International genetic evaluation computation:

Schaeffer. 1994. J. Dairy Sci. 77:2671-2678
Klei, 1998. Interbull Bulletin 17:3-7

Verification and Genetic trend validation:

Klei et al., 2002. Interbull Bulletin 29:178-182.
Boichard et al., 1995. J. Dairy Sci. 78:431-437

Weighting factors:

Fikse and Banos, 2001. J. Dairy Sci. 84:1759-1767

De-regression:

Sigurdsson and G. Banos. 1995. Acta Agric. Scand. 45:207-219
Jairath et al. 1998. J. Dairy Sci. Vol. 81:550-562

Genetic parameter estimation:

Klei and Weigel, 1998, Interbull Bulletin 17:8-14
Sullivan, 1999. Interbull Bulletin 22:146-148

Post-processing of estimated genetic correlations:

Mark et al., 2003, Interbull Bulletin 30:126-135
Jorjani et al., 2003. J. Dairy Sci. 86:677-679
https://wiki.interbull.org/public/rG%20procedure?action=print

Time edits

Weigel and Banos. 1997. J. Dairy Sci. 80:3425-3430

International reliability estimation

Harris and Johnson. 1998. Interbull Bulletin 17:31-36



Next routine international evaluation
The next routine evaluation of Interbull for production, conformation, udder health, longevity, calving, female fertility and workability traits is scheduled for December 2013. Deadline for sending data to the Interbull Centre is Tuesday November 12, 2013, 17:00 CET; confidential distribution of results is targeted for Thursday November 21, 2013, with earliest possible official release of results on December 3, 2013. Please remark the three week turn around time.

OBS!!!! THIS SCHEDULE IS TO BE RATIFIED IN THE NANTES MEETING

Next test international evaluation
The next test run for production, conformation, udder health, longevity, calving, female fertility and workability traits will take place in September 2013.

Countries planning to introduce changes in their national evaluation procedures and wishing to have them included in the routine Interbull evaluation, should have their data examined in this test run.

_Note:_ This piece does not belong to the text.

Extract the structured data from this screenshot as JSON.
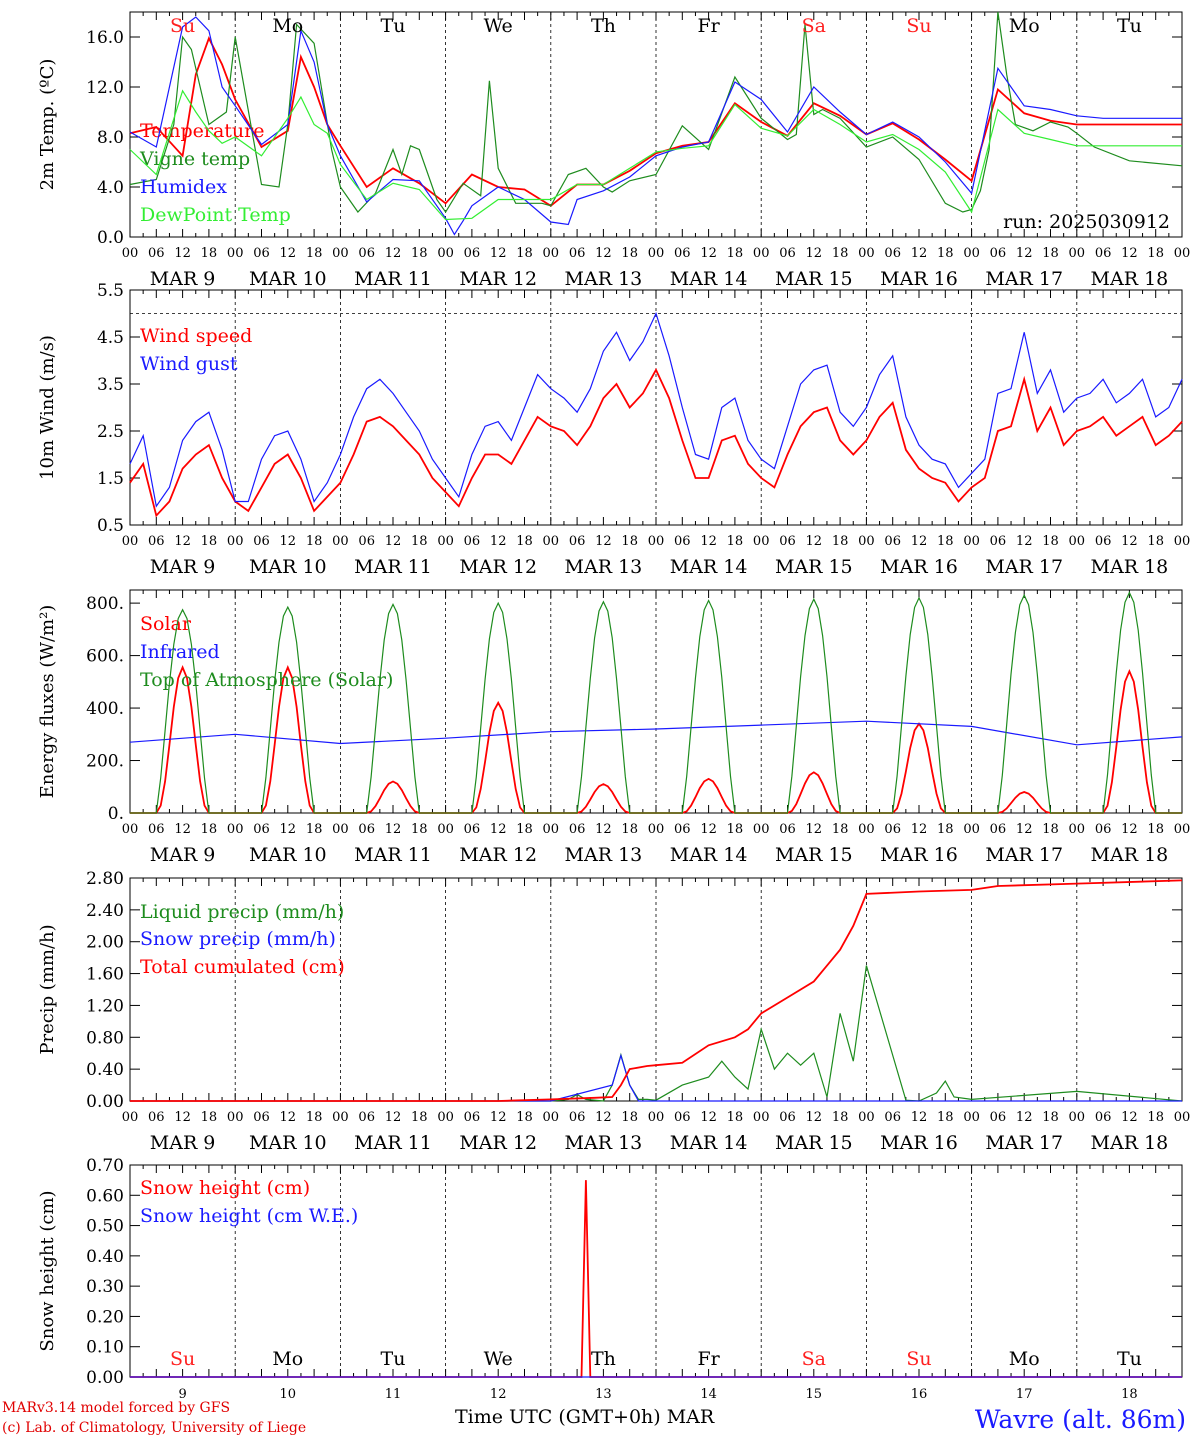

New data and validation results should be sent to the Interbull Centre no later than September 3, 2013, 17:00 CET.

PUBLICATION OF INTERBULL ROUTINE RUN

Results were distributed by the Interbull Centre to designated representatives in each country. The international evaluation file comprised international proofs expressed on the base and unit of each country included in the analysis. Such records readily provide more information on bull performance in various countries, thereby minimising the need to resort to conversions.

At the same time, all recipients of Interbull results are expected to honour the agreed code of practice, decided by the Interbull Steering Committee, and only publish international evaluations on their own country scale. Evaluations expressed on another country scale are confidential and may only be used internally for research and review purposes.